Quando a vida levou a artista tradicional de circo a fincar raízes numa única cidade, ela passou a guardar recortes e memórias da vida itinerante para seguir conectada às lonas
Ela já fechou os olhos para este mundo, mas não sem antes espalhar a memória do circo no Ceará pelos móveis e cômodos de sua casa. Havia pedaços dela nas estantes, nos armários e até na mesinha que acomoda a televisão – toda uma vida partida pela distância que o destino impôs entre a mulher de riso frouxo e o mundo encantado das lonas.
Uiara Santana precisou deixar o circo várias vezes ao logo da vida. Primeiro para estudar e formar-se técnica de enfermagem, depois para se aposentar e cuidar da mãe doente. Sem aceitar a lonjura instalada entre a vida na casa de tijolo e a itinerância circense, ela usava a memória como catalisador capaz de transportá-la novamente ao circo.
E assim foi guardando, quase obsessivamente, fotografias da família, livros, catálogos, recortes de jornais e até orações adaptadas à realidade circense. Ainda que partida, Uiara renunciou à resignação e se empenhou em encontrar maneiras de juntar os pedaços de si. “A minha história é esta: a de viver dentro do circo, mesmo fora dele”, ela me disse há oito anos, enquanto mergulhava nas memórias da família que peço licença para contar agora.
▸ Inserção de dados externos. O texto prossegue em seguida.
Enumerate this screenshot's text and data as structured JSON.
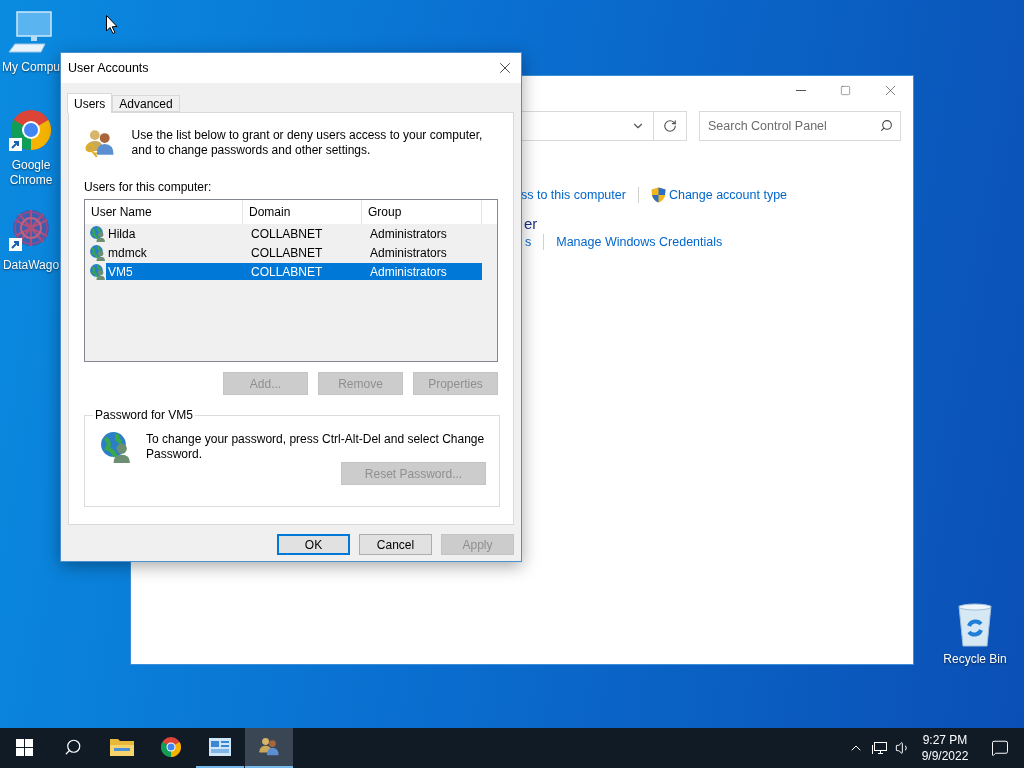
{
  "desktop_icons": [
    {
      "kind": "computer",
      "label": "My Compu"
    },
    {
      "kind": "chrome",
      "label": "Google Chrome"
    },
    {
      "kind": "datawagon",
      "label": "DataWago"
    },
    {
      "kind": "recycle",
      "label": "Recycle Bin"
    }
  ],
  "control_panel": {
    "search": {
      "placeholder": "Search Control Panel"
    },
    "links_row_1": [
      "ss to this computer",
      "Change account type"
    ],
    "heading": "er",
    "links_row_2": [
      "s",
      "Manage Windows Credentials"
    ]
  },
  "dialog": {
    "title": "User Accounts",
    "tabs": [
      {
        "label": "Users",
        "selected": true
      },
      {
        "label": "Advanced",
        "selected": false
      }
    ],
    "intro": "Use the list below to grant or deny users access to your computer, and to change passwords and other settings.",
    "users_label": "Users for this computer:",
    "columns": [
      "User Name",
      "Domain",
      "Group"
    ],
    "rows": [
      {
        "cells": [
          "Hilda",
          "COLLABNET",
          "Administrators"
        ],
        "selected": false
      },
      {
        "cells": [
          "mdmck",
          "COLLABNET",
          "Administrators"
        ],
        "selected": false
      },
      {
        "cells": [
          "VM5",
          "COLLABNET",
          "Administrators"
        ],
        "selected": true
      }
    ],
    "list_buttons": [
      {
        "label": "Add...",
        "disabled": true
      },
      {
        "label": "Remove",
        "disabled": true
      },
      {
        "label": "Properties",
        "disabled": true
      }
    ],
    "password_group": {
      "title": "Password for VM5",
      "text": "To change your password, press Ctrl-Alt-Del and select Change Password.",
      "button": {
        "label": "Reset Password...",
        "disabled": true
      }
    },
    "footer_buttons": [
      {
        "label": "OK",
        "disabled": false,
        "default": true
      },
      {
        "label": "Cancel",
        "disabled": false,
        "default": false
      },
      {
        "label": "Apply",
        "disabled": true,
        "default": false
      }
    ]
  },
  "taskbar": {
    "apps": [
      {
        "kind": "start",
        "running": false,
        "active": false
      },
      {
        "kind": "search",
        "running": false,
        "active": false
      },
      {
        "kind": "explorer",
        "running": false,
        "active": false
      },
      {
        "kind": "chrome",
        "running": false,
        "active": false
      },
      {
        "kind": "control-panel",
        "running": true,
        "active": false
      },
      {
        "kind": "users",
        "running": true,
        "active": true
      }
    ],
    "time": "9:27 PM",
    "date": "9/9/2022"
  }
}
Integrante da terceira geração do clã dos Santana, Uiara nasceu quando o circo da mãe, Zoalinde, fazia praça em Vitória de Santo Antão, uma cidadezinha perto do Recife (PE). Desde muito cedo, ela começou a trabalhar no picadeiro. Fazia arame e contorção, mas seus olhos brilhavam mesmo quando participava das inúmeras peças de teatro que a mãe adaptava para a segunda parte do espetáculo.
O prazer era tanto que Uiara mal conseguia discernir entre o que era trabalho e o que era diversão. Aos oito anos, ganhou o papel de anjo na história sobre a Paixão de Cristo adaptada pela mãe. “Um anjo negro!”, contava às gargalhadas, antes de dar conta dos vários cochilos que tirava em cima de uma mala acomodada por trás das cortinas. “Na hora da entrada, aí eu vinha de anjo com a asa torta, e mamãe corria pra ajeitar meus cabelos.”
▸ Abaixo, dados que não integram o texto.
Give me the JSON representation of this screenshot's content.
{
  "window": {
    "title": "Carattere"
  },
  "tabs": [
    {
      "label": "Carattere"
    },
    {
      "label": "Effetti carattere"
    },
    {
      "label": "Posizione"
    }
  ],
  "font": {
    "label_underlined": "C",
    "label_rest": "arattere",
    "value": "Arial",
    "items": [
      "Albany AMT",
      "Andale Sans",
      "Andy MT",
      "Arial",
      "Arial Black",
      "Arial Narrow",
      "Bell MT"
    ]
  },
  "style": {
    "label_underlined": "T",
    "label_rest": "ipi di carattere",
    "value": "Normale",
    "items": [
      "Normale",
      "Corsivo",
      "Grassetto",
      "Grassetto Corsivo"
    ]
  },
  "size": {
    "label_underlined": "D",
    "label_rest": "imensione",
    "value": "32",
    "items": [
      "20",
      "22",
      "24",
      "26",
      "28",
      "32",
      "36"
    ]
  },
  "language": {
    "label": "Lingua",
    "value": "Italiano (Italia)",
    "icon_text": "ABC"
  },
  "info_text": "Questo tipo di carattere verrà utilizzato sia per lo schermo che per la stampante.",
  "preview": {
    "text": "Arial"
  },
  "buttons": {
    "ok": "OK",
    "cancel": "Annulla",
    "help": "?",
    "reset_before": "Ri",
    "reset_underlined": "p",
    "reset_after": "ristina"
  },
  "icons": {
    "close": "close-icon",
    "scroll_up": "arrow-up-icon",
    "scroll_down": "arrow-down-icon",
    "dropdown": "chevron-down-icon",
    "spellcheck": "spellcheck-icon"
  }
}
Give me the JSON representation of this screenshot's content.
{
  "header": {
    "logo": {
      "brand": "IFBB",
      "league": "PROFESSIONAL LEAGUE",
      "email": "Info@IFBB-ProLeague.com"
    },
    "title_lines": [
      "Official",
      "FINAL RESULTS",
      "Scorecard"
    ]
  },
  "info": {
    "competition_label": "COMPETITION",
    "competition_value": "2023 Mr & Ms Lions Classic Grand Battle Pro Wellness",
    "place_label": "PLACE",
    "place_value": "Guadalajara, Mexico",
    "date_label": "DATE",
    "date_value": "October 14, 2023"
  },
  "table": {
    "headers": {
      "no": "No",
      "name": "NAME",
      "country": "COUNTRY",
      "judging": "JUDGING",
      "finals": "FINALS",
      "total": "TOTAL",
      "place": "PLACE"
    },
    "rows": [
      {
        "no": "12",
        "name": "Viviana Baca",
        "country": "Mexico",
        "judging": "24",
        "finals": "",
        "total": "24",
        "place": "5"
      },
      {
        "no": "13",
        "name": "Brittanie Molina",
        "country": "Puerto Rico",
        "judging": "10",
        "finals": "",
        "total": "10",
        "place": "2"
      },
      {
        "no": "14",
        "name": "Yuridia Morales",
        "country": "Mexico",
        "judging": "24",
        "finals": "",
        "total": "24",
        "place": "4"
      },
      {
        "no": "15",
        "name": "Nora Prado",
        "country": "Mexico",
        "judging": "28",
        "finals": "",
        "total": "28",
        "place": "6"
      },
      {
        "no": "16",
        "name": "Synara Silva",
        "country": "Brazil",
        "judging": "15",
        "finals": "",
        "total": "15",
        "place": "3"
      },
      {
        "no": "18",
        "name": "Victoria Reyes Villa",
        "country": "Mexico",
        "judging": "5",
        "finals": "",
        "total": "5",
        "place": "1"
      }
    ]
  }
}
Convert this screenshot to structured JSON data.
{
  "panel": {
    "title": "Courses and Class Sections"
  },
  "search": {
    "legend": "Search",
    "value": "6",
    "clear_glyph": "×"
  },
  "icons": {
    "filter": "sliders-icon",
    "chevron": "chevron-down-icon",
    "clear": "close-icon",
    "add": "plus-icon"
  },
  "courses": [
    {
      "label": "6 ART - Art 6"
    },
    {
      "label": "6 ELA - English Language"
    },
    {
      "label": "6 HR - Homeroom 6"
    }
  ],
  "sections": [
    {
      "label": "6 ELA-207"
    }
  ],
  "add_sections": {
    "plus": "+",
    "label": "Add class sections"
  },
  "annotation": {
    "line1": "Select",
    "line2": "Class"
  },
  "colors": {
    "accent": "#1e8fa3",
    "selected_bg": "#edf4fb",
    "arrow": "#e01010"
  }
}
Quando Uiara e o irmão chegaram à adolescência, Zoalinde achou que era hora de fixar o circo em Fortaleza. “Fui estudar no colégio Capistrano de Abreu, toda patricinha. Só ia pro circo na hora do espetáculo”, me contou Uiara.
Mesmo com o conforto de uma casa de tijolo, a menina não se afastava do circo. Foi ele, afinal, que a mostrou a dureza da vida. Ali, o pai morreu pelo vício no álcool, a mãe ensinou que é preciso falar firme para construir respeito, o avô materno faleceu de choque.
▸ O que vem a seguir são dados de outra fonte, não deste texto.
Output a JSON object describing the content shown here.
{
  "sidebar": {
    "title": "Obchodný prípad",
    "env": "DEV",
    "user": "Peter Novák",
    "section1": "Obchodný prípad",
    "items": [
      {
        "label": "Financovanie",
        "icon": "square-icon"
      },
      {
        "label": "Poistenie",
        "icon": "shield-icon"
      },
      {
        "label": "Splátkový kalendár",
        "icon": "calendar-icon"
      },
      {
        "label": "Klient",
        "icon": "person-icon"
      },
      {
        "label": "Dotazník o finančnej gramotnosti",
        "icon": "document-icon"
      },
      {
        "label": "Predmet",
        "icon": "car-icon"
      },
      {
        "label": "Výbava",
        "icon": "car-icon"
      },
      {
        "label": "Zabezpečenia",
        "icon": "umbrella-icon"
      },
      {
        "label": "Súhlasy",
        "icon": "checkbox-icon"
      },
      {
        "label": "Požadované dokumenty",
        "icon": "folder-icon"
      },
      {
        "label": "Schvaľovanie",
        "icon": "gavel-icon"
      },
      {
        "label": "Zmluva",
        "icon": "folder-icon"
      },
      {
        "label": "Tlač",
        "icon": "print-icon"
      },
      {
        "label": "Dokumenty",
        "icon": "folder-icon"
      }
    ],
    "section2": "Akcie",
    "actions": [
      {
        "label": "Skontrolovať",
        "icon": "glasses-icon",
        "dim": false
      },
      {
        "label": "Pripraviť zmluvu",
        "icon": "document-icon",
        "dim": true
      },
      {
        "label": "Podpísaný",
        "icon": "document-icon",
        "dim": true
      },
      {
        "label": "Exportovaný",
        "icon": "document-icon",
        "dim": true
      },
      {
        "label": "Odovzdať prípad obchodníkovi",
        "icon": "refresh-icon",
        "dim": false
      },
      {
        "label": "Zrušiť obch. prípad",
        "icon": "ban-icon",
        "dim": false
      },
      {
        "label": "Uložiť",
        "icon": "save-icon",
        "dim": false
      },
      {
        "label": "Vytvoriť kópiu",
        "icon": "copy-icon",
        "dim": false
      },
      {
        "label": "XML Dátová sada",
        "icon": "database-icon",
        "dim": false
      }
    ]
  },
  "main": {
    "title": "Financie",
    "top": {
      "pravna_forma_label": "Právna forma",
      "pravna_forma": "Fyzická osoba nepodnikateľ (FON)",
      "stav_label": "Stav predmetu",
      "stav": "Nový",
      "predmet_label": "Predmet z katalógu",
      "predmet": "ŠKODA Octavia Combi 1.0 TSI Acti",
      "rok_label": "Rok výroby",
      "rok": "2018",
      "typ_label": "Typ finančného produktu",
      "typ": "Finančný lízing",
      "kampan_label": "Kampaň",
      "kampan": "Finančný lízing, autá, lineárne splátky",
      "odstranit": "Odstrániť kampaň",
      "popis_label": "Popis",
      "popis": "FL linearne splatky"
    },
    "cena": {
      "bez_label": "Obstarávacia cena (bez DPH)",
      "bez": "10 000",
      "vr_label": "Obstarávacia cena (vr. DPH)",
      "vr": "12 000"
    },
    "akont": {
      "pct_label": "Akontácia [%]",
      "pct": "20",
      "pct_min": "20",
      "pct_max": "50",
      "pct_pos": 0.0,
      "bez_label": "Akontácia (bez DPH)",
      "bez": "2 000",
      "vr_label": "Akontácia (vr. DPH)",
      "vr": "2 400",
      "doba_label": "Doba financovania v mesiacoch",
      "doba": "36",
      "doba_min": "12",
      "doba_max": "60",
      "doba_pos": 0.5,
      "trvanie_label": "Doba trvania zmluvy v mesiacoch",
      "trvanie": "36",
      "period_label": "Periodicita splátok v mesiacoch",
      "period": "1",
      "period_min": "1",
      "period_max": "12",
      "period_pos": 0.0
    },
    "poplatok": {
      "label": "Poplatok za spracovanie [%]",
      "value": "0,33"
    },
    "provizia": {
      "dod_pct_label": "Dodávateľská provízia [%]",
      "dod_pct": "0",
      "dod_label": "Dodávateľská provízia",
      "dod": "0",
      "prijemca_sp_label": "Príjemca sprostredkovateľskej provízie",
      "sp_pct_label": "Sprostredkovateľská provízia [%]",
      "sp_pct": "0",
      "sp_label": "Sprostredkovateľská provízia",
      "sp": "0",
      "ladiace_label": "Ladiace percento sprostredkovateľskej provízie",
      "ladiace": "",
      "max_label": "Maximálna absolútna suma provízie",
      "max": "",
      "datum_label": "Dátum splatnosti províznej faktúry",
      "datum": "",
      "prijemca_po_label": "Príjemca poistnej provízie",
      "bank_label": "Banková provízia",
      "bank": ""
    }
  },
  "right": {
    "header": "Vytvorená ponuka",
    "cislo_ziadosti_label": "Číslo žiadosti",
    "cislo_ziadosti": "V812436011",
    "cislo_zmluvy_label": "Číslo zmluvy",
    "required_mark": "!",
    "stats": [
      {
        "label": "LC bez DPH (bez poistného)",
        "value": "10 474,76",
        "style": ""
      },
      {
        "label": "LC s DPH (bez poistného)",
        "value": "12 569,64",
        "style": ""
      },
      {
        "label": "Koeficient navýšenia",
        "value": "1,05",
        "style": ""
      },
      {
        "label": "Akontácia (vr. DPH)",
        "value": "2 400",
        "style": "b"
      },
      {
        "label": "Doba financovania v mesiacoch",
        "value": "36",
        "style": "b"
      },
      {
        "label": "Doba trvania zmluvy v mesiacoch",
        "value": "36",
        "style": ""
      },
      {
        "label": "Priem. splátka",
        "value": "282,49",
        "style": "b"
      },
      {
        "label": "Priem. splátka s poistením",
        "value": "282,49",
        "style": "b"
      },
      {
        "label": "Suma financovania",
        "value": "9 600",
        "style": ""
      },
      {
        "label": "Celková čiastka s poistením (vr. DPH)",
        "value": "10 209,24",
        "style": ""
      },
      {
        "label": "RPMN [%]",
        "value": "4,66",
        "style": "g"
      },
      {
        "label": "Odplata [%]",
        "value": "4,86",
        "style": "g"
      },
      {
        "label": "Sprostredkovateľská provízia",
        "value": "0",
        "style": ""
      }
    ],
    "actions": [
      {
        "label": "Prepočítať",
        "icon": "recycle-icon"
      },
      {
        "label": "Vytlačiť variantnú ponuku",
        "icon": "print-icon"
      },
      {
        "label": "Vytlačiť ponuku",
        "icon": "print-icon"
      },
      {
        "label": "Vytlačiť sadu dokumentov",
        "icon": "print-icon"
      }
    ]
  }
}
Ali, Uiara apaixonou-se por um palhaço, teve quatro filhos e, embora nenhum deles siga circense, a arte se fez tradição da família. É o circo, afinal de contas, que a ajudou a definir a própria identidade. “A vida de circo é assim: você sofre, mas ama”, dizia.
Mesmo quando a mãe vendeu o Circo-teatro Uiara porque não encontrava mais artistas o suficiente para levar os espetáculos, Uiara impôs para si a função de guardar a memória circense. Foi defensora assídua da tradição do circo familiar e do teatro, admiradora parcial daqueles que, como os seus, se arriscam no picadeiro para fazer, da arte, a comida do dia seguinte.